Modest amounts of gardening: we’ve taken down the hanging baskets, since they were starting to look tired.  They’re in the mini greenhouse pro tem while I summon the energy to replant them.  There’s still a bit of colour in the garden, though I have started to haul out the verbena bonariensis in the hope that it hasn’t seeded too much already.  The little beech is turning into that wonderful palette of colours that comes each autumn, and the cornus are showing the coloured stems that will bring much of our winter colours.  When I was planting one of the Midwinter Fire cornus last week, I could see plenty of bulbs coming back to life.  We just have to get through the dark months now.






Saturday, 9 November 2024

First service

A year or so after surgery I’m now on a five-year surveillance programme.  I had a CT scan a few weeks ago, and a blood test to look for tumour markers.  Yesterday I had a colonoscopy, which was altogether less uncomfortable than previous essays in the medium: of course, I could lie on my back for this one, and the man with the long eye had less far to go.  None of the above revealed signs of recurrence, but I’m still on probation for another four years.  Cautious optimism in order.

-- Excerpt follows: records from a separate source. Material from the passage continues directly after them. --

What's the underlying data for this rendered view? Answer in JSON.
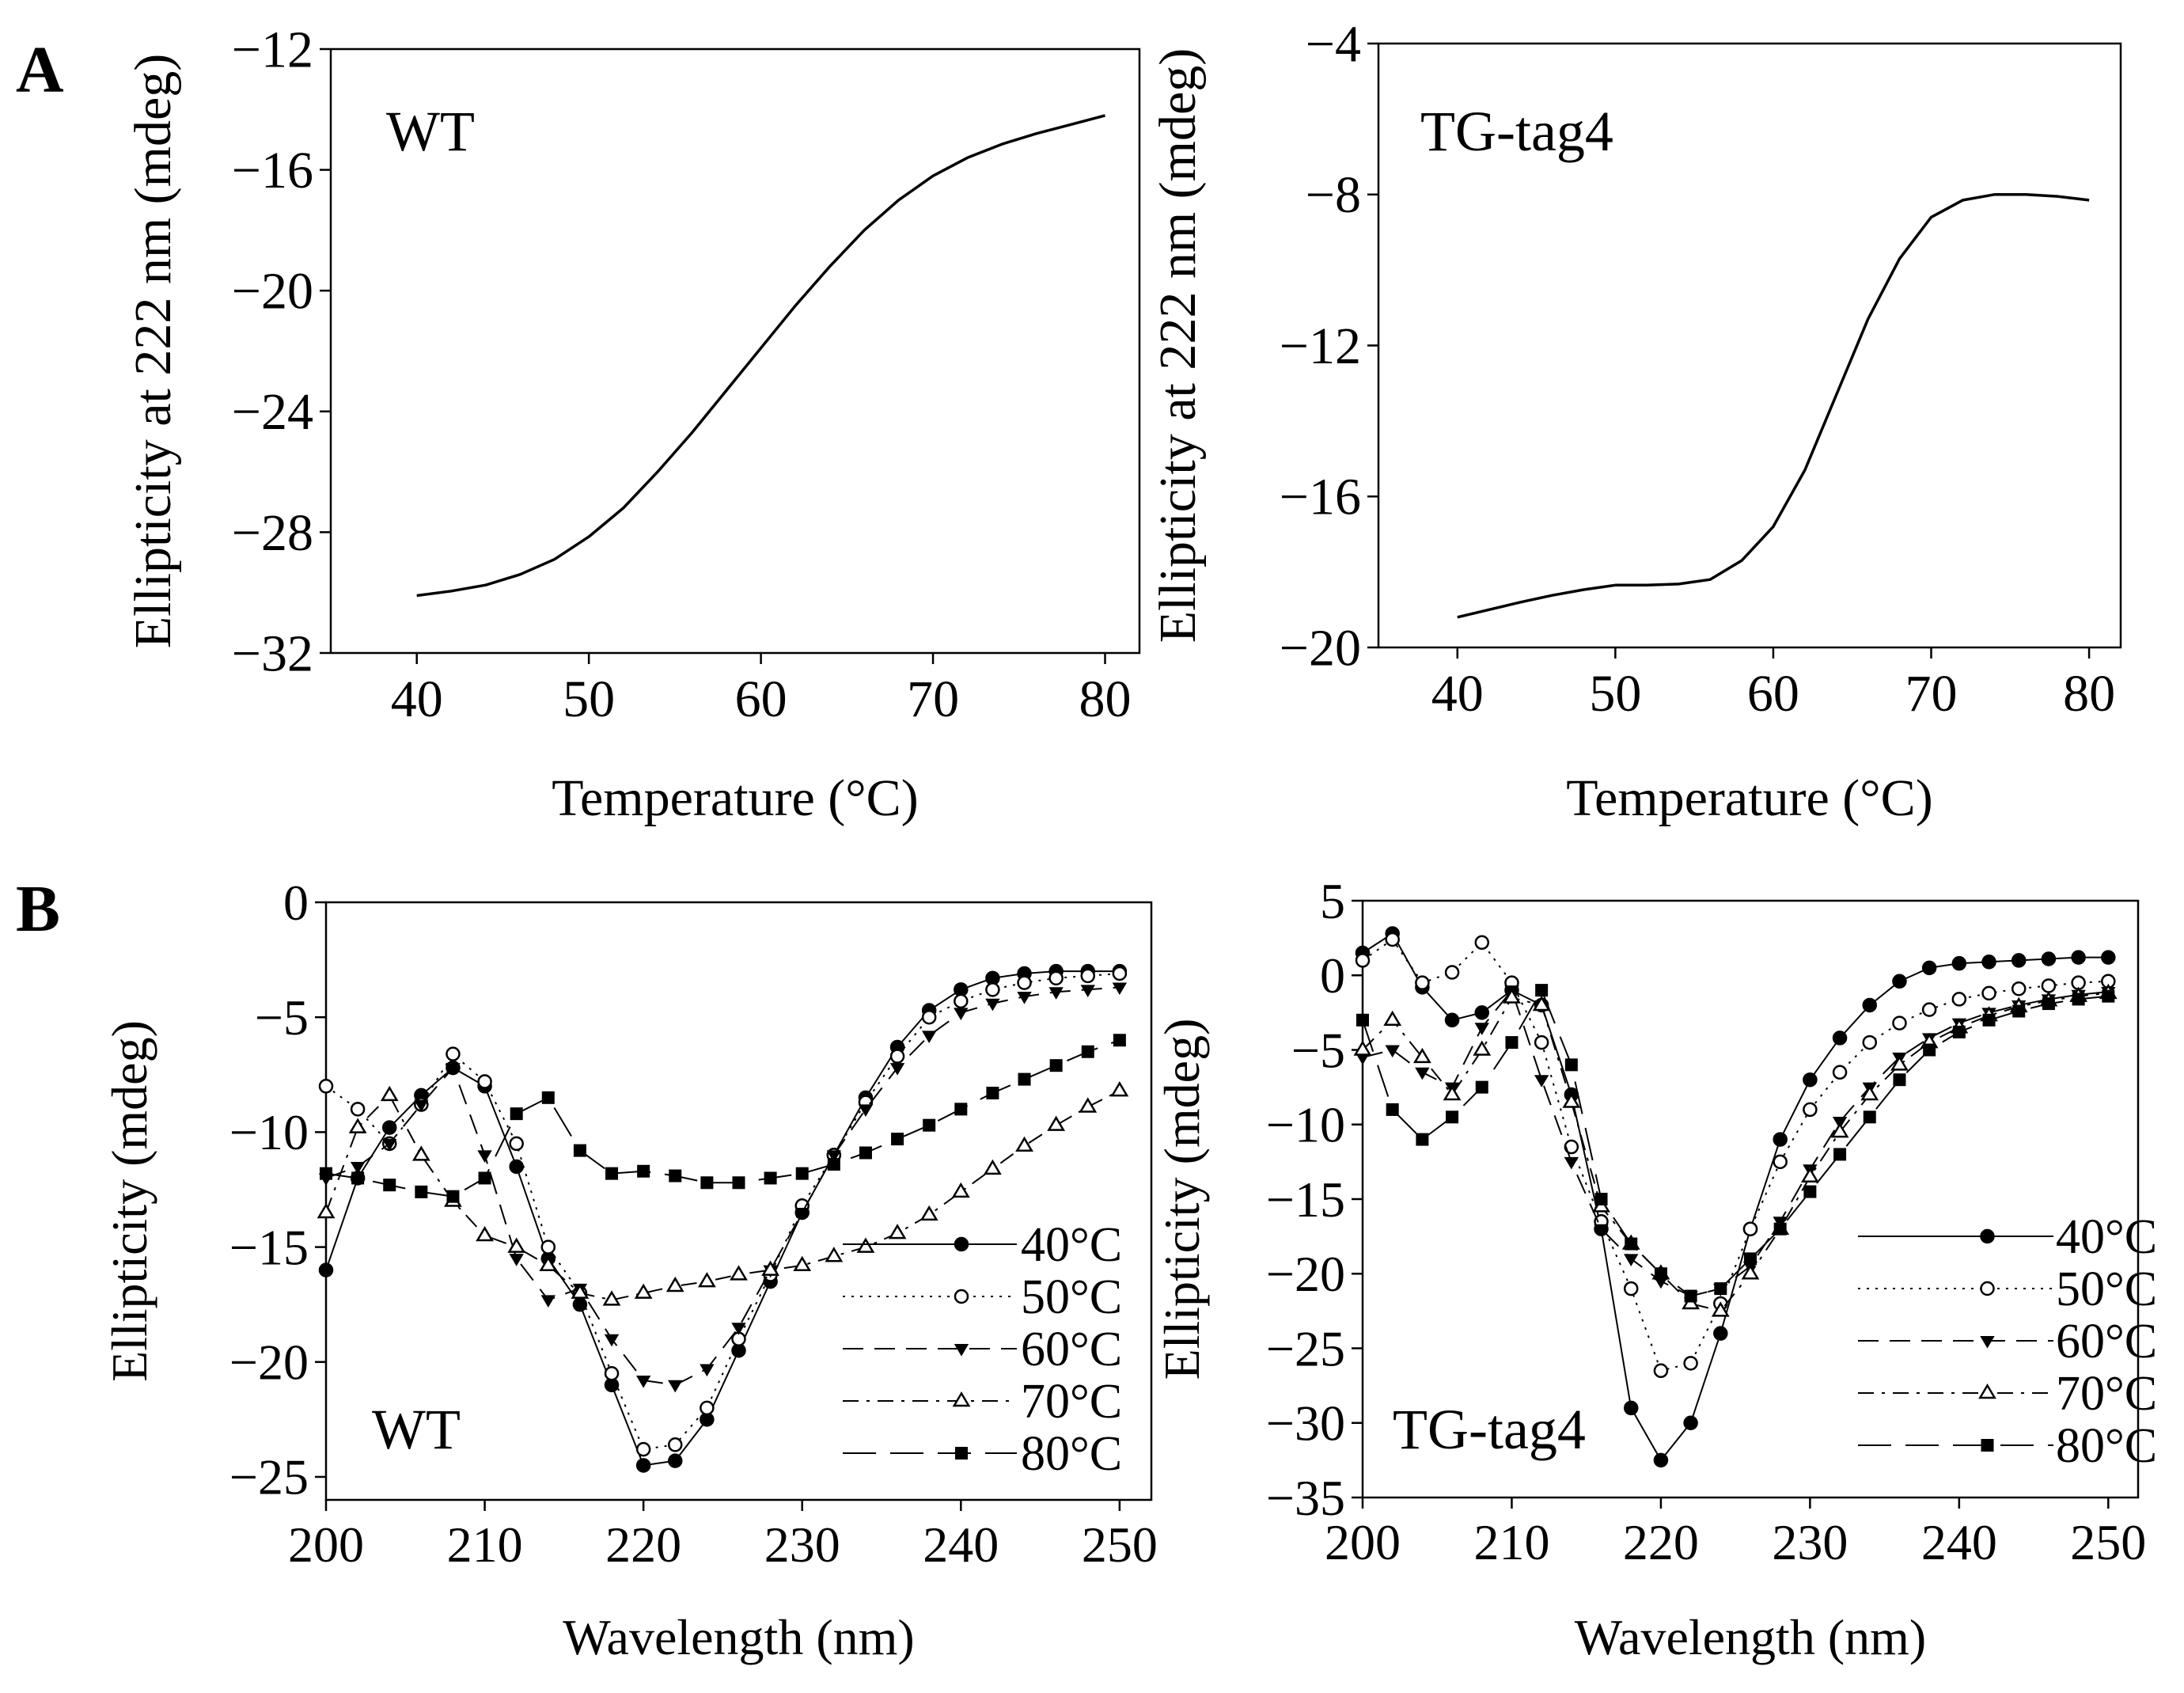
{
  "figure": {
    "panel_labels": [
      "A",
      "B"
    ]
  },
  "chart_data": [
    {
      "type": "line",
      "panel": "A",
      "inset_label": "WT",
      "xlabel": "Temperature (°C)",
      "ylabel": "Ellipticity at 222 nm (mdeg)",
      "xlim": [
        35,
        82
      ],
      "ylim": [
        -32,
        -12
      ],
      "xticks": [
        40,
        50,
        60,
        70,
        80
      ],
      "yticks": [
        -32,
        -28,
        -24,
        -20,
        -16,
        -12
      ],
      "tick_labels_x": [
        "40",
        "50",
        "60",
        "70",
        "80"
      ],
      "tick_labels_y": [
        "−32",
        "−28",
        "−24",
        "−20",
        "−16",
        "−12"
      ],
      "series": [
        {
          "name": "WT",
          "x": [
            40,
            42,
            44,
            46,
            48,
            50,
            52,
            54,
            56,
            58,
            60,
            62,
            64,
            66,
            68,
            70,
            72,
            74,
            76,
            78,
            80
          ],
          "y": [
            -30.1,
            -29.95,
            -29.75,
            -29.4,
            -28.9,
            -28.15,
            -27.2,
            -26.0,
            -24.7,
            -23.3,
            -21.9,
            -20.5,
            -19.2,
            -18.0,
            -17.0,
            -16.2,
            -15.6,
            -15.15,
            -14.8,
            -14.5,
            -14.2
          ]
        }
      ]
    },
    {
      "type": "line",
      "panel": "A",
      "inset_label": "TG-tag4",
      "xlabel": "Temperature (°C)",
      "ylabel": "Ellipticity at 222 nm (mdeg)",
      "xlim": [
        35,
        82
      ],
      "ylim": [
        -20,
        -4
      ],
      "xticks": [
        40,
        50,
        60,
        70,
        80
      ],
      "yticks": [
        -20,
        -16,
        -12,
        -8,
        -4
      ],
      "tick_labels_x": [
        "40",
        "50",
        "60",
        "70",
        "80"
      ],
      "tick_labels_y": [
        "−20",
        "−16",
        "−12",
        "−8",
        "−4"
      ],
      "series": [
        {
          "name": "TG-tag4",
          "x": [
            40,
            42,
            44,
            46,
            48,
            50,
            52,
            54,
            56,
            58,
            60,
            62,
            64,
            66,
            68,
            70,
            72,
            74,
            76,
            78,
            80
          ],
          "y": [
            -19.2,
            -19.0,
            -18.8,
            -18.62,
            -18.47,
            -18.35,
            -18.35,
            -18.32,
            -18.2,
            -17.7,
            -16.8,
            -15.3,
            -13.3,
            -11.3,
            -9.7,
            -8.6,
            -8.15,
            -8.0,
            -8.0,
            -8.05,
            -8.15
          ]
        }
      ]
    },
    {
      "type": "line",
      "panel": "B",
      "inset_label": "WT",
      "xlabel": "Wavelength (nm)",
      "ylabel": "Ellipticity (mdeg)",
      "xlim": [
        200,
        252
      ],
      "ylim": [
        -26,
        0
      ],
      "xticks": [
        200,
        210,
        220,
        230,
        240,
        250
      ],
      "yticks": [
        -25,
        -20,
        -15,
        -10,
        -5,
        0
      ],
      "tick_labels_x": [
        "200",
        "210",
        "220",
        "230",
        "240",
        "250"
      ],
      "tick_labels_y": [
        "−25",
        "−20",
        "−15",
        "−10",
        "−5",
        "0"
      ],
      "legend_position": "bottom-right",
      "series": [
        {
          "name": "40°C",
          "marker": "filled-circle",
          "dash": "solid",
          "x": [
            200,
            202,
            204,
            206,
            208,
            210,
            212,
            214,
            216,
            218,
            220,
            222,
            224,
            226,
            228,
            230,
            232,
            234,
            236,
            238,
            240,
            242,
            244,
            246,
            248,
            250
          ],
          "y": [
            -16.0,
            -12.0,
            -9.8,
            -8.4,
            -7.2,
            -8.0,
            -11.5,
            -15.5,
            -17.5,
            -21.0,
            -24.5,
            -24.3,
            -22.5,
            -19.5,
            -16.5,
            -13.5,
            -11.0,
            -8.5,
            -6.3,
            -4.7,
            -3.8,
            -3.3,
            -3.1,
            -3.0,
            -3.0,
            -3.0
          ]
        },
        {
          "name": "50°C",
          "marker": "open-circle",
          "dash": "dotted",
          "x": [
            200,
            202,
            204,
            206,
            208,
            210,
            212,
            214,
            216,
            218,
            220,
            222,
            224,
            226,
            228,
            230,
            232,
            234,
            236,
            238,
            240,
            242,
            244,
            246,
            248,
            250
          ],
          "y": [
            -8.0,
            -9.0,
            -10.5,
            -8.8,
            -6.6,
            -7.8,
            -10.5,
            -15.0,
            -17.0,
            -20.5,
            -23.8,
            -23.6,
            -22.0,
            -19.0,
            -16.2,
            -13.2,
            -11.0,
            -8.7,
            -6.7,
            -5.0,
            -4.3,
            -3.8,
            -3.5,
            -3.3,
            -3.2,
            -3.1
          ]
        },
        {
          "name": "60°C",
          "marker": "filled-triangle-down",
          "dash": "dashed",
          "x": [
            200,
            202,
            204,
            206,
            208,
            210,
            212,
            214,
            216,
            218,
            220,
            222,
            224,
            226,
            228,
            230,
            232,
            234,
            236,
            238,
            240,
            242,
            244,
            246,
            248,
            250
          ],
          "y": [
            -12.0,
            -11.5,
            -10.5,
            -8.8,
            -7.2,
            -11.0,
            -15.5,
            -17.3,
            -16.8,
            -19.0,
            -20.8,
            -21.0,
            -20.3,
            -18.5,
            -16.0,
            -13.5,
            -11.0,
            -9.0,
            -7.2,
            -5.8,
            -4.8,
            -4.4,
            -4.1,
            -3.9,
            -3.8,
            -3.7
          ]
        },
        {
          "name": "70°C",
          "marker": "open-triangle-up",
          "dash": "dash-dot",
          "x": [
            200,
            202,
            204,
            206,
            208,
            210,
            212,
            214,
            216,
            218,
            220,
            222,
            224,
            226,
            228,
            230,
            232,
            234,
            236,
            238,
            240,
            242,
            244,
            246,
            248,
            250
          ],
          "y": [
            -13.5,
            -9.8,
            -8.4,
            -11.0,
            -13.0,
            -14.5,
            -15.0,
            -15.8,
            -17.0,
            -17.3,
            -17.0,
            -16.7,
            -16.5,
            -16.2,
            -16.0,
            -15.8,
            -15.4,
            -15.0,
            -14.4,
            -13.6,
            -12.6,
            -11.6,
            -10.6,
            -9.7,
            -8.9,
            -8.2
          ]
        },
        {
          "name": "80°C",
          "marker": "filled-square",
          "dash": "long-dash",
          "x": [
            200,
            202,
            204,
            206,
            208,
            210,
            212,
            214,
            216,
            218,
            220,
            222,
            224,
            226,
            228,
            230,
            232,
            234,
            236,
            238,
            240,
            242,
            244,
            246,
            248,
            250
          ],
          "y": [
            -11.8,
            -12.0,
            -12.3,
            -12.6,
            -12.8,
            -12.0,
            -9.2,
            -8.5,
            -10.8,
            -11.8,
            -11.7,
            -11.9,
            -12.2,
            -12.2,
            -12.0,
            -11.8,
            -11.4,
            -10.9,
            -10.3,
            -9.7,
            -9.0,
            -8.3,
            -7.7,
            -7.1,
            -6.5,
            -6.0
          ]
        }
      ]
    },
    {
      "type": "line",
      "panel": "B",
      "inset_label": "TG-tag4",
      "xlabel": "Wavelength (nm)",
      "ylabel": "Ellipticity (mdeg)",
      "xlim": [
        200,
        252
      ],
      "ylim": [
        -35,
        5
      ],
      "xticks": [
        200,
        210,
        220,
        230,
        240,
        250
      ],
      "yticks": [
        -35,
        -30,
        -25,
        -20,
        -15,
        -10,
        -5,
        0,
        5
      ],
      "tick_labels_x": [
        "200",
        "210",
        "220",
        "230",
        "240",
        "250"
      ],
      "tick_labels_y": [
        "−35",
        "−30",
        "−25",
        "−20",
        "−15",
        "−10",
        "−5",
        "0",
        "5"
      ],
      "legend_position": "bottom-right",
      "series": [
        {
          "name": "40°C",
          "marker": "filled-circle",
          "dash": "solid",
          "x": [
            200,
            202,
            204,
            206,
            208,
            210,
            212,
            214,
            216,
            218,
            220,
            222,
            224,
            226,
            228,
            230,
            232,
            234,
            236,
            238,
            240,
            242,
            244,
            246,
            248,
            250
          ],
          "y": [
            1.5,
            2.8,
            -0.8,
            -3.0,
            -2.5,
            -1.0,
            -2.0,
            -8.0,
            -17.0,
            -29.0,
            -32.5,
            -30.0,
            -24.0,
            -17.0,
            -11.0,
            -7.0,
            -4.2,
            -2.0,
            -0.4,
            0.5,
            0.8,
            0.9,
            1.0,
            1.1,
            1.2,
            1.2
          ]
        },
        {
          "name": "50°C",
          "marker": "open-circle",
          "dash": "dotted",
          "x": [
            200,
            202,
            204,
            206,
            208,
            210,
            212,
            214,
            216,
            218,
            220,
            222,
            224,
            226,
            228,
            230,
            232,
            234,
            236,
            238,
            240,
            242,
            244,
            246,
            248,
            250
          ],
          "y": [
            1.0,
            2.4,
            -0.5,
            0.2,
            2.2,
            -0.5,
            -4.5,
            -11.5,
            -16.5,
            -21.0,
            -26.5,
            -26.0,
            -22.0,
            -17.0,
            -12.5,
            -9.0,
            -6.5,
            -4.5,
            -3.2,
            -2.3,
            -1.6,
            -1.2,
            -0.9,
            -0.7,
            -0.5,
            -0.4
          ]
        },
        {
          "name": "60°C",
          "marker": "filled-triangle-down",
          "dash": "dashed",
          "x": [
            200,
            202,
            204,
            206,
            208,
            210,
            212,
            214,
            216,
            218,
            220,
            222,
            224,
            226,
            228,
            230,
            232,
            234,
            236,
            238,
            240,
            242,
            244,
            246,
            248,
            250
          ],
          "y": [
            -5.5,
            -5.0,
            -6.5,
            -7.5,
            -3.5,
            -1.0,
            -7.0,
            -12.5,
            -17.0,
            -19.0,
            -20.5,
            -21.5,
            -21.0,
            -19.5,
            -16.5,
            -13.0,
            -9.8,
            -7.5,
            -5.5,
            -4.2,
            -3.2,
            -2.5,
            -2.0,
            -1.6,
            -1.3,
            -1.1
          ]
        },
        {
          "name": "70°C",
          "marker": "open-triangle-up",
          "dash": "dash-dot",
          "x": [
            200,
            202,
            204,
            206,
            208,
            210,
            212,
            214,
            216,
            218,
            220,
            222,
            224,
            226,
            228,
            230,
            232,
            234,
            236,
            238,
            240,
            242,
            244,
            246,
            248,
            250
          ],
          "y": [
            -5.0,
            -3.0,
            -5.5,
            -8.0,
            -5.0,
            -1.5,
            -2.0,
            -8.5,
            -15.5,
            -18.0,
            -20.0,
            -22.0,
            -22.5,
            -20.0,
            -17.0,
            -13.5,
            -10.5,
            -8.0,
            -6.0,
            -4.5,
            -3.5,
            -2.7,
            -2.1,
            -1.7,
            -1.4,
            -1.2
          ]
        },
        {
          "name": "80°C",
          "marker": "filled-square",
          "dash": "long-dash",
          "x": [
            200,
            202,
            204,
            206,
            208,
            210,
            212,
            214,
            216,
            218,
            220,
            222,
            224,
            226,
            228,
            230,
            232,
            234,
            236,
            238,
            240,
            242,
            244,
            246,
            248,
            250
          ],
          "y": [
            -3.0,
            -9.0,
            -11.0,
            -9.5,
            -7.5,
            -4.5,
            -1.0,
            -6.0,
            -15.0,
            -18.0,
            -20.0,
            -21.5,
            -21.0,
            -19.0,
            -17.0,
            -14.5,
            -12.0,
            -9.5,
            -7.0,
            -5.0,
            -3.8,
            -3.0,
            -2.4,
            -1.9,
            -1.6,
            -1.4
          ]
        }
      ]
    }
  ]
}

We’ve hardly seen the sun this month: the anticyclonic gloom has set in good and proper: dreich, damp and chilly.  Still, there’s the odd bit of colour left in the garden, and Ben has (a) cleared out the bed under the garnet acer and red cornus, and (b) brought us a couple of midwinter fire cornus plants: we just need to find room for them.  I just hope the hellebores survive his radical treatment!  Pale pink penstemon cuttings rooted well, so we have passed on a few to Mary down the road: she admired the parent plant when we had our Macmillan coffee morning back in September.  [Proceeds now stand at £1422, by the way!] 





As for politics, we’re both pretty depressed.  It wouldn’t worry us too much if the mayhem could be confined to the Land of the Free, but if the orange one (a) hangs Ukraine out to dry and (b) emasculates NATO, the soi-disant successor to Peter the Great will be emboldened to chance his arm in the Baltic States, Poland, Moldova and goodness knows where else.  Once again, one is grateful to be ancient and childless.